I suppose that could fail if there is a network partition and since the resolution is centralized it would affect all users.

Would it not be more resilient to resolve the initial DoH host from the client using the advertised IPs of the public dns services themselves?

Correct that selecting the upstream will have only the following exclusive user-facing choices:

custom-udp (list)
public-doh provider (single)

Sep 15 '24 02:09 jamilbk

I suppose that could fail if there is a network partition and since the resolution is centralized it would affect all users.

Would it not be more resilient to resolve the initial DoH host from the client using the advertised IPs of the public dns services themselves?

It creates a fair amount of work because we now have to be build a reliable DNS resolver and integrate that state machine into connlib, making the entire process of updating DNS servers async.
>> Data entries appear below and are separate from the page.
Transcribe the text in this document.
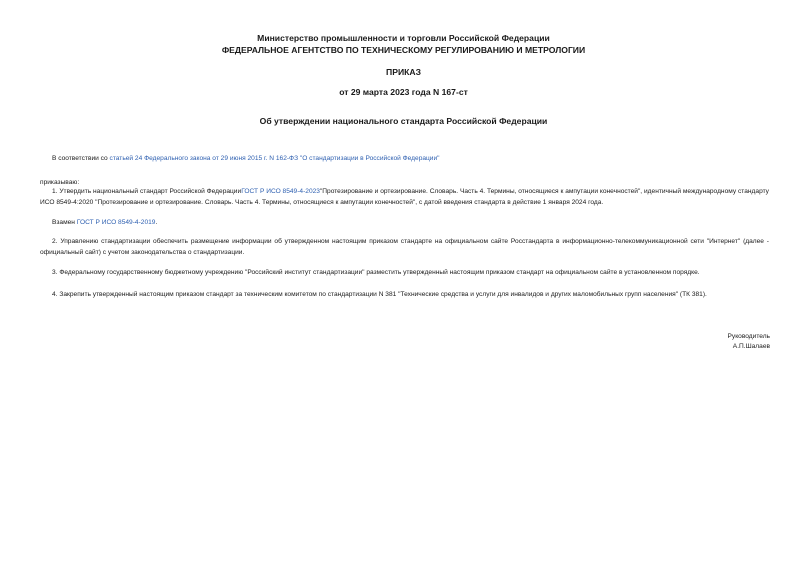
Министерство промышленности и торговли Российской Федерации
ФЕДЕРАЛЬНОЕ АГЕНТСТВО ПО ТЕХНИЧЕСКОМУ РЕГУЛИРОВАНИЮ И МЕТРОЛОГИИ
ПРИКАЗ
от 29 марта 2023 года N 167-ст
Об утверждении национального стандарта Российской Федерации
В соответствии со статьей 24 Федерального закона от 29 июня 2015 г. N 162-ФЗ "О стандартизации в Российской Федерации"
приказываю:
1. Утвердить национальный стандарт Российской ФедерацииГОСТ Р ИСО 8549-4-2023"Протезирование и ортезирование. Словарь. Часть 4. Термины, относящиеся к ампутации конечностей", идентичный международному стандарту ИСО 8549-4:2020 "Протезирование и ортезирование. Словарь. Часть 4. Термины, относящиеся к ампутации конечностей", с датой введения стандарта в действие 1 января 2024 года.
Взамен ГОСТ Р ИСО 8549-4-2019.
2. Управлению стандартизации обеспечить размещение информации об утвержденном настоящим приказом стандарте на официальном сайте Росстандарта в информационно-телекоммуникационной сети "Интернет" (далее - официальный сайт) с учетом законодательства о стандартизации.
3. Федеральному государственному бюджетному учреждению "Российский институт стандартизации" разместить утвержденный настоящим приказом стандарт на официальном сайте в установленном порядке.
4. Закрепить утвержденный настоящим приказом стандарт за техническим комитетом по стандартизации N 381 "Технические средства и услуги для инвалидов и других маломобильных групп населения" (ТК 381).
Руководитель
А.П.Шалаев
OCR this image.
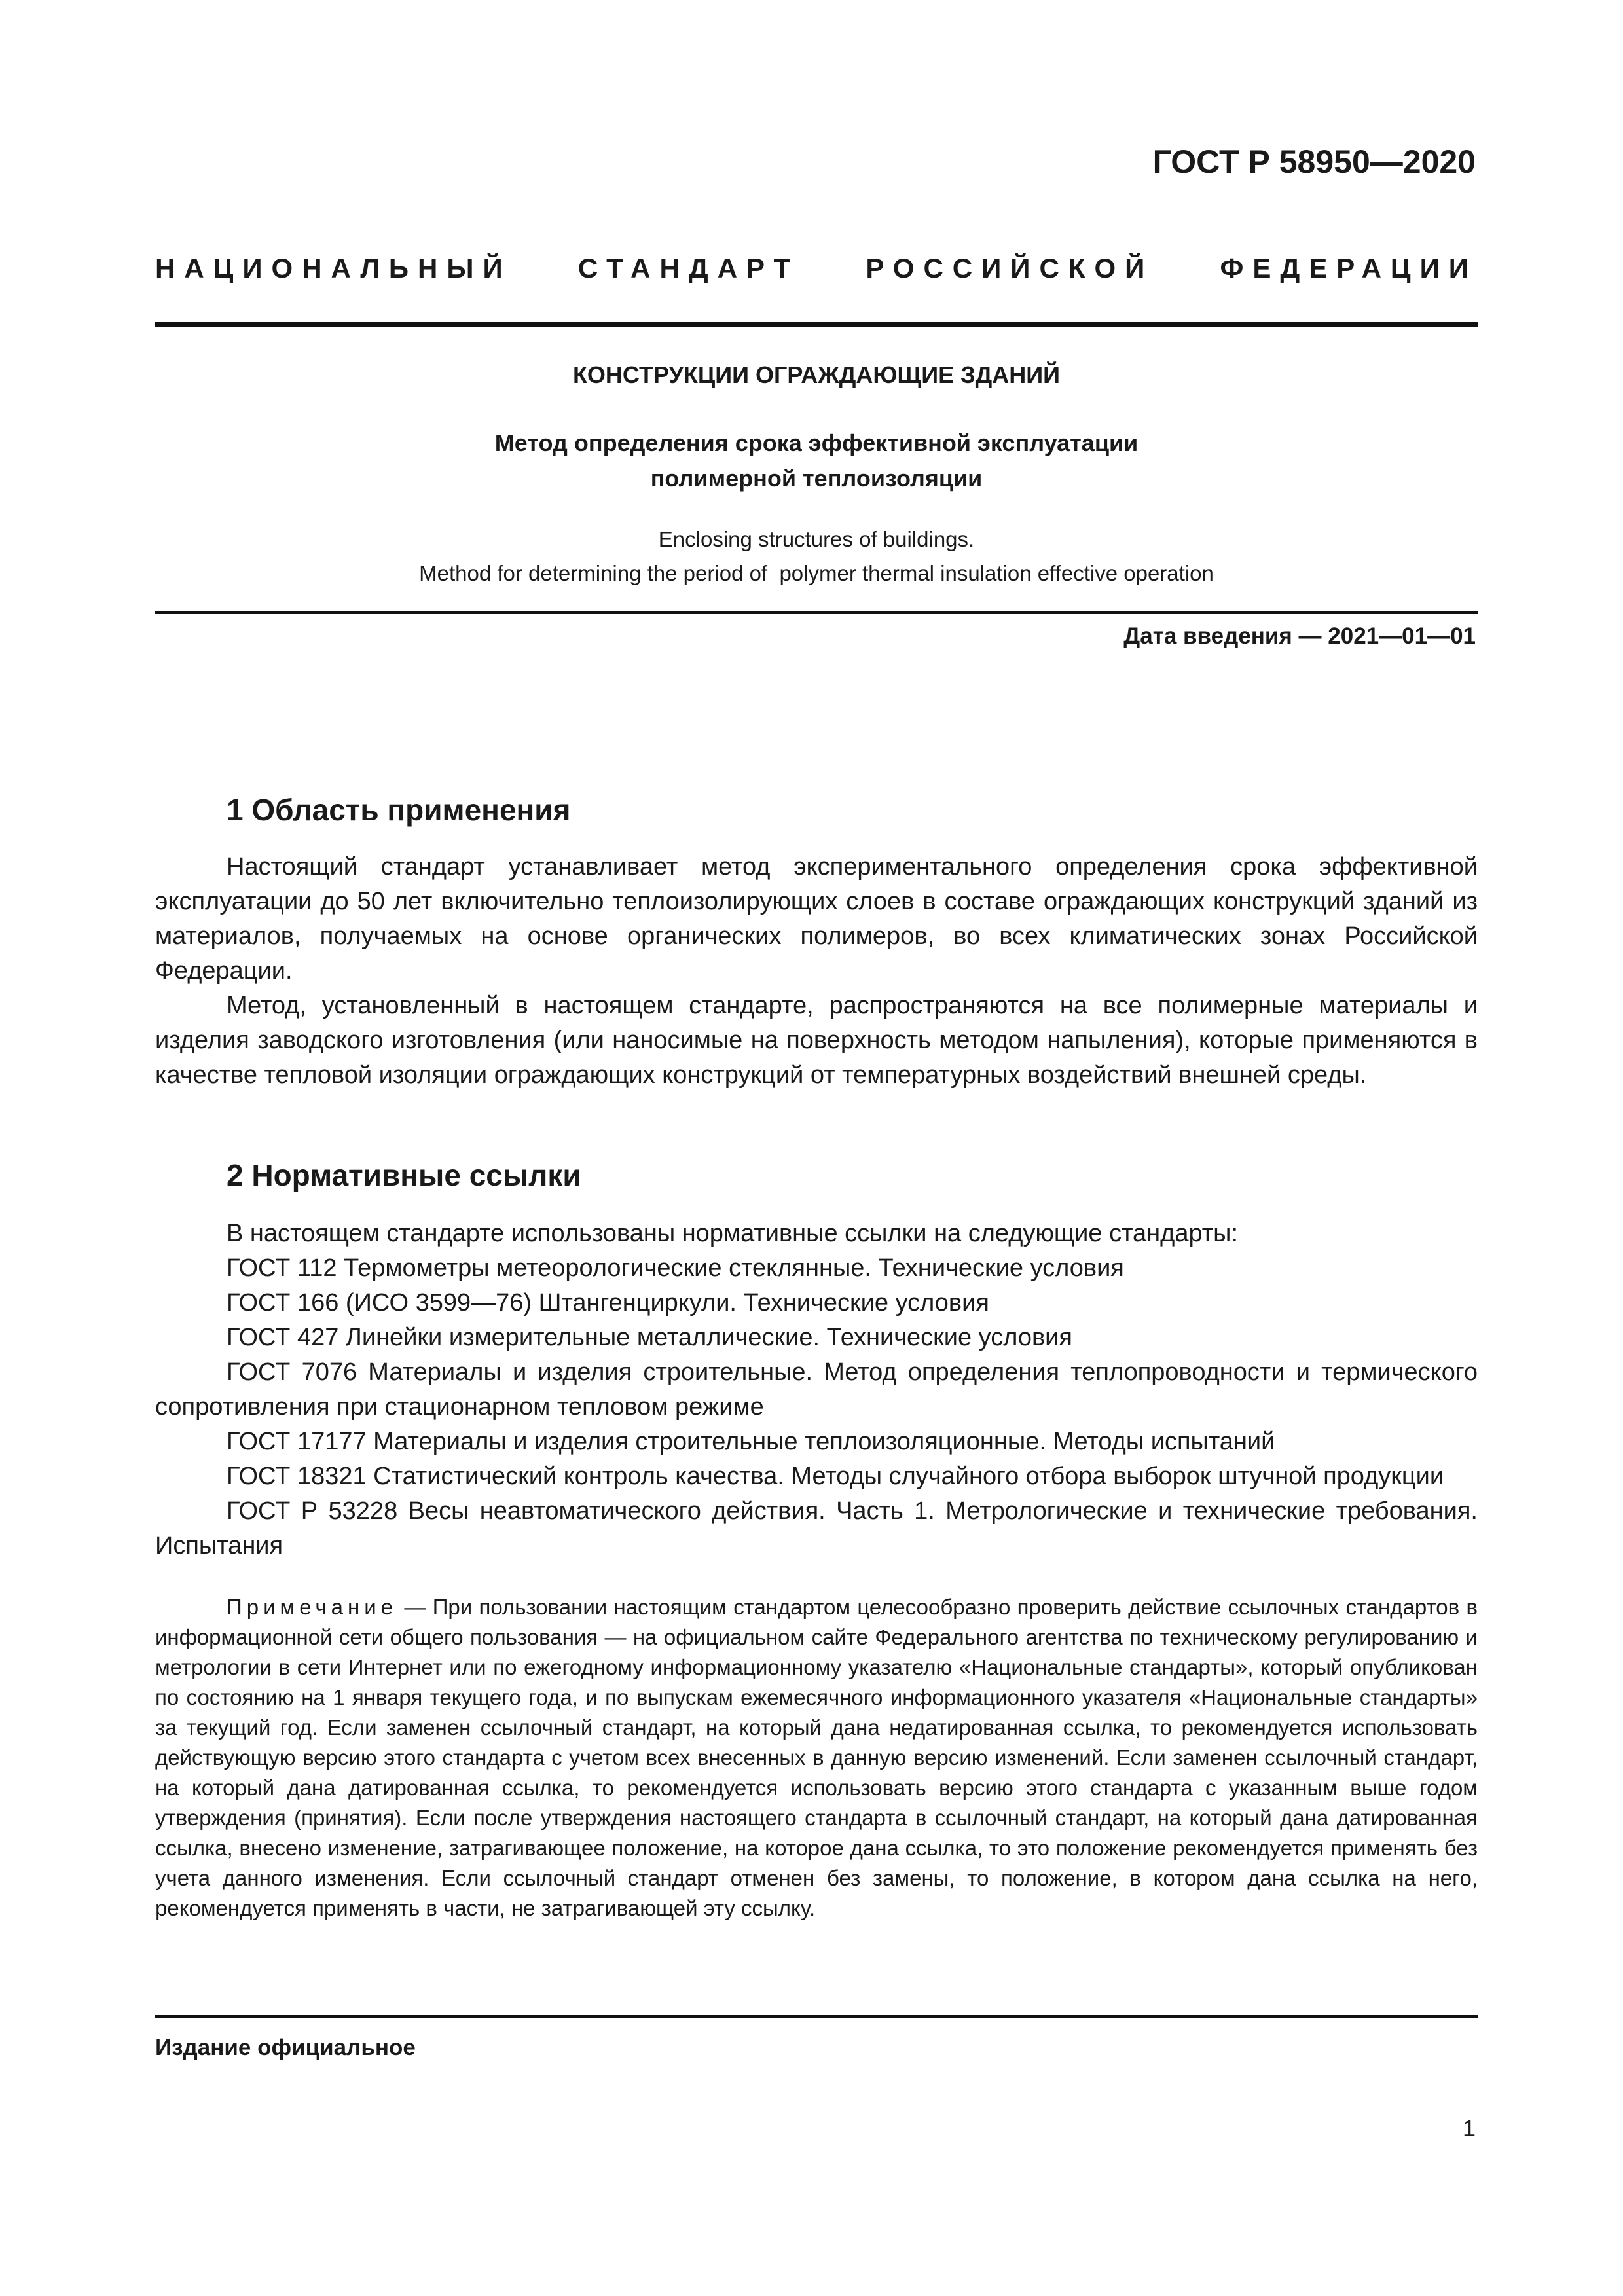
ГОСТ Р 58950—2020
НАЦИОНАЛЬНЫЙ СТАНДАРТ РОССИЙСКОЙ ФЕДЕРАЦИИ
КОНСТРУКЦИИ ОГРАЖДАЮЩИЕ ЗДАНИЙ
Метод определения срока эффективной эксплуатации
полимерной теплоизоляции
Enclosing structures of buildings.
Method for determining the period of  polymer thermal insulation effective operation
Дата введения — 2021—01—01
1 Область применения

Настоящий стандарт устанавливает метод экспериментального определения срока эффективной эксплуатации до 50 лет включительно теплоизолирующих слоев в составе ограждающих конструкций зданий из материалов, получаемых на основе органических полимеров, во всех климатических зонах Российской Федерации.

Метод, установленный в настоящем стандарте, распространяются на все полимерные материалы и изделия заводского изготовления (или наносимые на поверхность методом напыления), которые применяются в качестве тепловой изоляции ограждающих конструкций от температурных воздействий внешней среды.

2 Нормативные ссылки

В настоящем стандарте использованы нормативные ссылки на следующие стандарты:

ГОСТ 112 Термометры метеорологические стеклянные. Технические условия

ГОСТ 166 (ИСО 3599—76) Штангенциркули. Технические условия

ГОСТ 427 Линейки измерительные металлические. Технические условия

ГОСТ 7076 Материалы и изделия строительные. Метод определения теплопроводности и термического сопротивления при стационарном тепловом режиме

ГОСТ 17177 Материалы и изделия строительные теплоизоляционные. Методы испытаний

ГОСТ 18321 Статистический контроль качества. Методы случайного отбора выборок штучной продукции

ГОСТ Р 53228 Весы неавтоматического действия. Часть 1. Метрологические и технические требования. Испытания

Примечание — При пользовании настоящим стандартом целесообразно проверить действие ссылочных стандартов в информационной сети общего пользования — на официальном сайте Федерального агентства по техническому регулированию и метрологии в сети Интернет или по ежегодному информационному указателю «Национальные стандарты», который опубликован по состоянию на 1 января текущего года, и по выпускам ежемесячного информационного указателя «Национальные стандарты» за текущий год. Если заменен ссылочный стандарт, на который дана недатированная ссылка, то рекомендуется использовать действующую версию этого стандарта с учетом всех внесенных в данную версию изменений. Если заменен ссылочный стандарт, на который дана датированная ссылка, то рекомендуется использовать версию этого стандарта с указанным выше годом утверждения (принятия). Если после утверждения настоящего стандарта в ссылочный стандарт, на который дана датированная ссылка, внесено изменение, затрагивающее положение, на которое дана ссылка, то это положение рекомендуется применять без учета данного изменения. Если ссылочный стандарт отменен без замены, то положение, в котором дана ссылка на него, рекомендуется применять в части, не затрагивающей эту ссылку.

Издание официальное
1
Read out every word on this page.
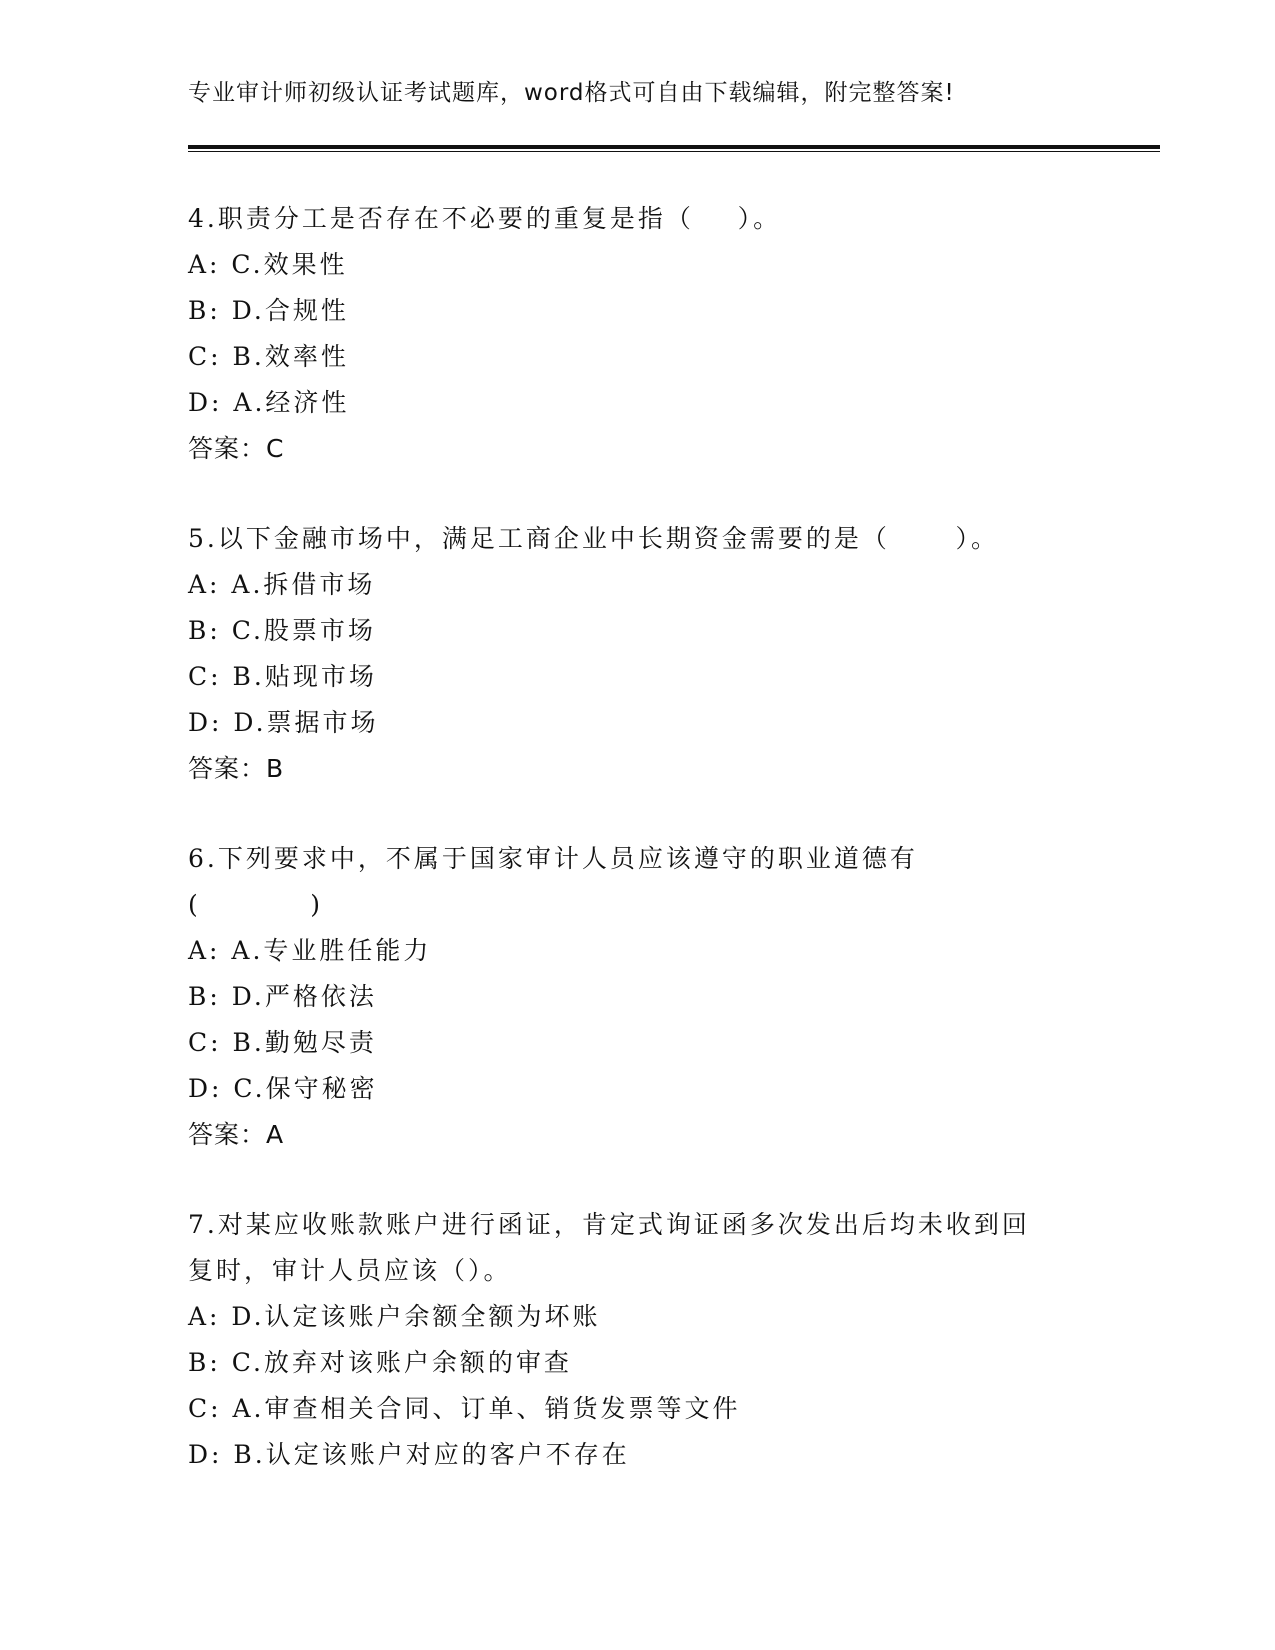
专业审计师初级认证考试题库，word格式可自由下载编辑，附完整答案!

4.职责分工是否存在不必要的重复是指（    ）。

A: C.效果性

B: D.合规性

C: B.效率性

D: A.经济性

答案：C

5.以下金融市场中，满足工商企业中长期资金需要的是（      ）。

A: A.拆借市场

B: C.股票市场

C: B.贴现市场

D: D.票据市场

答案：B

6.下列要求中，不属于国家审计人员应该遵守的职业道德有

(          )

A: A.专业胜任能力

B: D.严格依法

C: B.勤勉尽责

D: C.保守秘密

答案：A

7.对某应收账款账户进行函证，肯定式询证函多次发出后均未收到回

复时，审计人员应该（）。

A: D.认定该账户余额全额为坏账

B: C.放弃对该账户余额的审查

C: A.审查相关合同、订单、销货发票等文件

D: B.认定该账户对应的客户不存在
It is doable but not an easy way of managing state.

My assumption would be that a name resolution in the portal per-request would hit some local DNS cache and thus is not very expensive.

Sep 15 '24 07:09 thomaseizinger

Note down design decisions from standup:

When Internet Resource is enabled ("Internet Security"), all queries should ultimately go to Internet Resource gateways, unless DoH is enabled - add a warning to the portal if they select this
If custom upstream resolvers are selected, they'll be sent through the tunnel if Internet Resource is enabled (or an IP or CIDR resource matches)
If nothing is enabled (client system default), then DNS queries get routed outside the tunnel even if the Internet Resource is enabled, because the client's system DNS is not reachable by the gateway
Block adding the DNS Resources that match the address of public DoH resolvers

portal changes

See https://github.com/firezone/firezone/pull/6905#issuecomment-2403605014

Oct 09 '24 22:10 jamilbk

My assumption would be that a name resolution in the portal per-request would hit some local DNS cache and thus is not very expensive.

Resolution for this: Hardcode the list of IPs in the code.

Oct 09 '24 23:10 thomaseizinger